Concrètement, je crois que ça nous est tous arrivé un jour ou l'autre de respecter la limitation de vitesse et d'être doublés par une voiture immatriculée dans les pays que vous venez de nommer, et se dire « pourquoi lui il n'est pas sanctionné ? ». Concrètement, c'est quoi ? C'est la fin d'une injustice et d'une impunité. Concrètement, ça signifie que cette directive européenne qui va être adoptée d'ici l'année prochaine, eh bien permettra à chaque pays où a été commis l'infraction d'avoir l'adresse du contrevenant, même s'il est immatriculé à l'étranger. Ce n'est pas un détail. Ce n'est pas un détail, pourquoi ? Il faut savoir que 25 % des contraventions, des infractions au code de la route en France sont commis par des voitures immatriculées à l'étranger. Ca monte jusqu'à 50 % en période estivale, et le pompon c'est pour les zones frontalières puisque 75 % des infractions commises dans les zones frontalières le sont par des véhicules immatriculés à l'étranger.
 
M. Biraben : C'est la même chose quand ce sont les Français qui sont à l'étranger.
 
Absolument ! Non, non, mais la même chose. Il est évident que les Français qui ne respectent pas le code de la route en Italie ou en Allemagne pourront être sanctionnés. Mais, vous savez, on est le pays le plus touristique, on est un pays qui géographiquement est au centre des grandes routes de l'Europe. Il y a aussi beaucoup d'étrangers qui ne respectent pas le code de la route en France et qui désormais seront traités comme les Français. C'est la fin d'une injustice.
 
C. Roux : Alors, les sanctions qui seront appliquées seront celles du pays dans lequel l'infraction est commise ou le pays d'origine du conducteur ?
 
Non, le pays dans lequel l'infraction a été commise.
 
C. Roux : Et est-ce que vous garantissez que tous les conducteurs européens seront logés à la même enseigne, parce que les règles ne sont pas les mêmes selon les pays ?
 
Écoutez, si vous commettez un excès de vitesse, vous grillez un feu rouge en France, que vous soyez Français, Belge ou Tchèque, vous aurez exactement la même amende, c'est-à-dire, en clair, le code de la route s'appliquera de la même manière pour tout le monde.
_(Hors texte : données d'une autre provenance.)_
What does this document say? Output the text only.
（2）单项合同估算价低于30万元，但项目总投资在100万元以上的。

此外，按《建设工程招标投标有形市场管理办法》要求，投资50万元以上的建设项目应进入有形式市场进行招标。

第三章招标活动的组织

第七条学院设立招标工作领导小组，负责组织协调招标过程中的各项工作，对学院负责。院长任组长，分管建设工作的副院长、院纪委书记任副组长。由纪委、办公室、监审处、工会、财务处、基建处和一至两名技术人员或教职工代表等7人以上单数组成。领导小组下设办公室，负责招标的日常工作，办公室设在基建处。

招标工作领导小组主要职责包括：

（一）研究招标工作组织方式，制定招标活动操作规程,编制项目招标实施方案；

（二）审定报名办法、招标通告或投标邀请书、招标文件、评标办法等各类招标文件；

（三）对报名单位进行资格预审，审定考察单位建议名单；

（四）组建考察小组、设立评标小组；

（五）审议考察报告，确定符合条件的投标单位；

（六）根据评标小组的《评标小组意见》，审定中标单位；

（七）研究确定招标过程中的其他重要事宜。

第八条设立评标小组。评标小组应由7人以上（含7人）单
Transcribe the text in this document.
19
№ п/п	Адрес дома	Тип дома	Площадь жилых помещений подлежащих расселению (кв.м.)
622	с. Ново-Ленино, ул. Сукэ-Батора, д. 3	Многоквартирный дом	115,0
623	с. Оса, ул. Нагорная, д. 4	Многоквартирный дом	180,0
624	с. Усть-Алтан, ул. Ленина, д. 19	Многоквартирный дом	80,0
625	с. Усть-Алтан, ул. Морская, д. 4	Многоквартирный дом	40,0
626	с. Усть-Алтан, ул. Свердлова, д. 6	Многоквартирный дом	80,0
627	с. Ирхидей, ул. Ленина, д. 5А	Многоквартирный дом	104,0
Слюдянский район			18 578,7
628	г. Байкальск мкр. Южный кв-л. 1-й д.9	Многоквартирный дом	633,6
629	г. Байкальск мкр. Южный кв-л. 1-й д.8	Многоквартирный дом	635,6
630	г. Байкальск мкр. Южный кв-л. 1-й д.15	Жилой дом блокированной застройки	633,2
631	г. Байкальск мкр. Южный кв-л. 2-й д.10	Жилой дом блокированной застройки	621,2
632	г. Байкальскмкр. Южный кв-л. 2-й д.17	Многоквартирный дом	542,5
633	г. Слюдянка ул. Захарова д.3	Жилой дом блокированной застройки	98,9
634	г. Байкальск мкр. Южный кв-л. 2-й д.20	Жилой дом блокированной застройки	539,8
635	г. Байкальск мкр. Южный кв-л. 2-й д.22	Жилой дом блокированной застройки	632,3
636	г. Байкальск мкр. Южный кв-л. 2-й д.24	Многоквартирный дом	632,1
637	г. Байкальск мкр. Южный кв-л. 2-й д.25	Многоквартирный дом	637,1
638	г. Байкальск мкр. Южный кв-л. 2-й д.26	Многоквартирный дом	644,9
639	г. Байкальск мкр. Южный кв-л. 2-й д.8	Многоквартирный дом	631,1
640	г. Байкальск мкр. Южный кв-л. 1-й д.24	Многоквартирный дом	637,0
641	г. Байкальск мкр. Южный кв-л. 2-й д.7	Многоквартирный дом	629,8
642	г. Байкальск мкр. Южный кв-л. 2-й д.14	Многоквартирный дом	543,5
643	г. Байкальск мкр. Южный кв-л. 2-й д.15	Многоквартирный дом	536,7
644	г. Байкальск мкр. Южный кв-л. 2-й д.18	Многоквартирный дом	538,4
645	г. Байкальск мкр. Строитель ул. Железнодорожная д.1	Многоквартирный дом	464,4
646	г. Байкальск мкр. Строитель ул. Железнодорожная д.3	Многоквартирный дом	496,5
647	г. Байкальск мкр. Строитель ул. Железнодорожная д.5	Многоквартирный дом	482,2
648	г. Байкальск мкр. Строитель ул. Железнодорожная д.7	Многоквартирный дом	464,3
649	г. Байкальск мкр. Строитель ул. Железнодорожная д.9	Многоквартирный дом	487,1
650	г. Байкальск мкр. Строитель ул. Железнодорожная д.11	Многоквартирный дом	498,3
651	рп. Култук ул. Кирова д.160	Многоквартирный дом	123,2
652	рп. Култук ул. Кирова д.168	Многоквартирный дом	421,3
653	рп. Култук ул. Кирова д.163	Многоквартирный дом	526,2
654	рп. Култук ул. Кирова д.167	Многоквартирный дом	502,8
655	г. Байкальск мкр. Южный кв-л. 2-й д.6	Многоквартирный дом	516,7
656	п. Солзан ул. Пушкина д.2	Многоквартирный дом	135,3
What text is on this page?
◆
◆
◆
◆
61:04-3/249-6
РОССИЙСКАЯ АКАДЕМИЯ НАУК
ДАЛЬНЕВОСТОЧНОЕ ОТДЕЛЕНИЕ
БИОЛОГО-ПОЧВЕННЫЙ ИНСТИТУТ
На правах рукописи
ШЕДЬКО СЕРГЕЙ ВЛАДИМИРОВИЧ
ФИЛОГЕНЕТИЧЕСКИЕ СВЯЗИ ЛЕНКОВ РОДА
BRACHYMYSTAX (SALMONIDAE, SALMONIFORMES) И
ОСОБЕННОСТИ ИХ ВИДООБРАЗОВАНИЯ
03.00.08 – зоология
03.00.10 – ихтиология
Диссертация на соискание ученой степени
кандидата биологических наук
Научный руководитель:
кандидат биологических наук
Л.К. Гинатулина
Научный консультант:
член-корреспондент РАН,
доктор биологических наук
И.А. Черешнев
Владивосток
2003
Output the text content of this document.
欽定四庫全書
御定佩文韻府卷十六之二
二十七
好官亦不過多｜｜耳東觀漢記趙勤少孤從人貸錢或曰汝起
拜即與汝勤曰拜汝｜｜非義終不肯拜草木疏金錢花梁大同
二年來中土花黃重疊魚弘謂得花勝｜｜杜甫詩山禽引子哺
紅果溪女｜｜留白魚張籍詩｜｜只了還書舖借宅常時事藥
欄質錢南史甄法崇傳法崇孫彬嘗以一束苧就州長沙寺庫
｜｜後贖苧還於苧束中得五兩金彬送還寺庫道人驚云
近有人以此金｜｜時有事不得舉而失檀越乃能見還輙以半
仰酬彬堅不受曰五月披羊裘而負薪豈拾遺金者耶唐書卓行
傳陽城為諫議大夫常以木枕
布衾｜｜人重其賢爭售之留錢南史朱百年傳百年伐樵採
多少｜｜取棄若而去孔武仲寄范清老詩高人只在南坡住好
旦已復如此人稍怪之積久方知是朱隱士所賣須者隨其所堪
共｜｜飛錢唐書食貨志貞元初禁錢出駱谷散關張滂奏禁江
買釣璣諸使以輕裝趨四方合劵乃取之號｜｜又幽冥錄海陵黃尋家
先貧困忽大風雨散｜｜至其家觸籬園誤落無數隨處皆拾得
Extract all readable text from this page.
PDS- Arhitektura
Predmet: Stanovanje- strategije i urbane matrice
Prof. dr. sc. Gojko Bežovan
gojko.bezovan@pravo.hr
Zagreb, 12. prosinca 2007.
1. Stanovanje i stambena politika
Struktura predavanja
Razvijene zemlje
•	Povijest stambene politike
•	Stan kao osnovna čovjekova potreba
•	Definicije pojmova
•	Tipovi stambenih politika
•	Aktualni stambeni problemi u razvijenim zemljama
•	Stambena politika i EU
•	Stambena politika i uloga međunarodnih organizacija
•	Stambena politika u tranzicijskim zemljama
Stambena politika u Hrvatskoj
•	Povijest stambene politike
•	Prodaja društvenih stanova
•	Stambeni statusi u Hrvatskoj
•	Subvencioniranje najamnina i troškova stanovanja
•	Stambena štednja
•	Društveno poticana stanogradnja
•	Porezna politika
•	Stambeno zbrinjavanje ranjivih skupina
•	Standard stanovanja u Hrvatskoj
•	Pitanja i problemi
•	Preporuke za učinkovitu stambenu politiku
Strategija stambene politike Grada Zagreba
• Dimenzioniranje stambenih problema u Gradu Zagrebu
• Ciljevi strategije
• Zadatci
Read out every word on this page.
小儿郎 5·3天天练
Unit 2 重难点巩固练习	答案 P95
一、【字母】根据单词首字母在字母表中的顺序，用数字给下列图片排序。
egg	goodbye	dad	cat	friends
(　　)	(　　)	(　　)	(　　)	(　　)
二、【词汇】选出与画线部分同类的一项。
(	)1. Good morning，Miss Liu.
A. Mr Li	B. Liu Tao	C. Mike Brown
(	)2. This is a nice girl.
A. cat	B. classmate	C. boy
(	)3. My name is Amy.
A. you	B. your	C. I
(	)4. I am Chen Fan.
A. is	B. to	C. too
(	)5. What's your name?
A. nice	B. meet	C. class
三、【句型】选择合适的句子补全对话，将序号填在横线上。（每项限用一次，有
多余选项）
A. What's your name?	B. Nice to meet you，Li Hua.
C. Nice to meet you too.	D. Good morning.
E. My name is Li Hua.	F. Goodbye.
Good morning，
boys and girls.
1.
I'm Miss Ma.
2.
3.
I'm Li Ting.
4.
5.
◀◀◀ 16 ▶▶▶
Il nous faut encore quelques mois mais c'est un pas dans la bonne direction.
 
C. Roux : C'est lourd, quand même, d'aller retrouver un conducteur à l'étranger. Ca, ce sont des procédures qui vont prendre du temps, non ?
 
Concrètement, c'est très simple : si c'est une voiture immatriculée en Allemagne, par exemple, la France enverra la copie du PV, et l'Allemagne doit nous communiquer l'adresse et l'identité de la personne, et vice-versa si c'est un Français qui commet une infraction en Allemagne.
 
M. Biraben : Donc, ça rapportera plus que ça ne coûtera, c'était la question de Caroline.
 
Ce n'est pas une histoire de rapporter ou de coûter.
 
M. Biraben : Ah !
 
Ce qui rapporte en tout cas c'est l'effort qui a été accompli sur l'insécurité routière. C'est agaçant, ça ennuie, mais c'est des milliers de morts économisés.
 
M. Biraben : Un petit peu de politique maintenant.
 
C. Roux : Oui, je vous cite une phrase de J.-P. Raffarin qui dit que « Le Gouvernement a une base rétrécie », et il dit « Je crois que N. Sarkozy corrigera ce déséquilibre ». Est-ce que le Gouvernement est déséquilibré et mérite d'être rééquilibré au centre ?
 
Quand on fait un gouvernement réduit - aujourd'hui il n'y a que trente ministres, c'est, je crois, un record - il y a toujours plus de déçus que de satisfaits. Est-ce que le Gouvernement est déséquilibré ? Je ne pense pas. Ecoutez ! Franchement, quand je vois la présence de M. Mercier à la Justice, quand je vois P. Richert, quand je vois M. Leroy, ou par exemple L. Wauquiez, qui est l'hériter de J. Barrot, j'ai quand même l'impression que les centristes sont bien représentés dans ce Gouvernement. Après, il y a des déceptions légitimes quand on n'est pas dans un gouvernement, j'ai vécu ça, je connais.
 
C. Roux : Oui, parce qu'on a rappelé en commençant l'émission que vous nous aviez dit la dernière fois que vous êtes venu que ça n'était pas votre priorité d'être ministre. Bon, vous êtes ministre, comment vous allez faire ?
 
Ben écoutez, ce n'était pas ma priorité. Je vais même vous confier un secret : c'est que le dimanche matin je rentrais d'un meeting à l'étranger avec des Français, que l'après-midi je faisais la sieste. Enfin, je faisais la sieste, je m'étais levé tellement tôt que j'ai dormi jusqu'à 18 h et à 18 h j'ai allumé mon répondeur, et je me suis aperçu qu'il y avait certains messages qui nécessitaient qu'on rappelle vite. Donc, ce n'était pas mon obsession.
 
C. Roux : Mais quand vous avez appelé, vous n'avez pas dit c'est pas ma priorité.
 
Vous réfléchissez et puis vous dites que, finalement... Je pense qu'il y a dix-huit mois, il y a un formidable défi pour la France, on a un président de la République, N. Sarkozy, qui décide de faire bouger ce pays. Et puis, quand on m'a proposé par exemple de travailler avec quelqu'un comme N. Kosciusko-Morizet, où on n'a pas la même culture, eh bien je me dis aussi que c'est intéressant de travailler en équipe, et je pense que dans ce ministère où il y a des préoccupations en ce qui me concerne, concernant les transports mais aussi où il faut réaliser ce grand Grenelle de l'environnement, eh bien on peut faire ensemble une bonne équipe, on peut travailler dans le bon sens.
 
M. Biraben : Ca s'appelle le grand écart.
 
Non, ce n'est pas le grand écart ! (.../...)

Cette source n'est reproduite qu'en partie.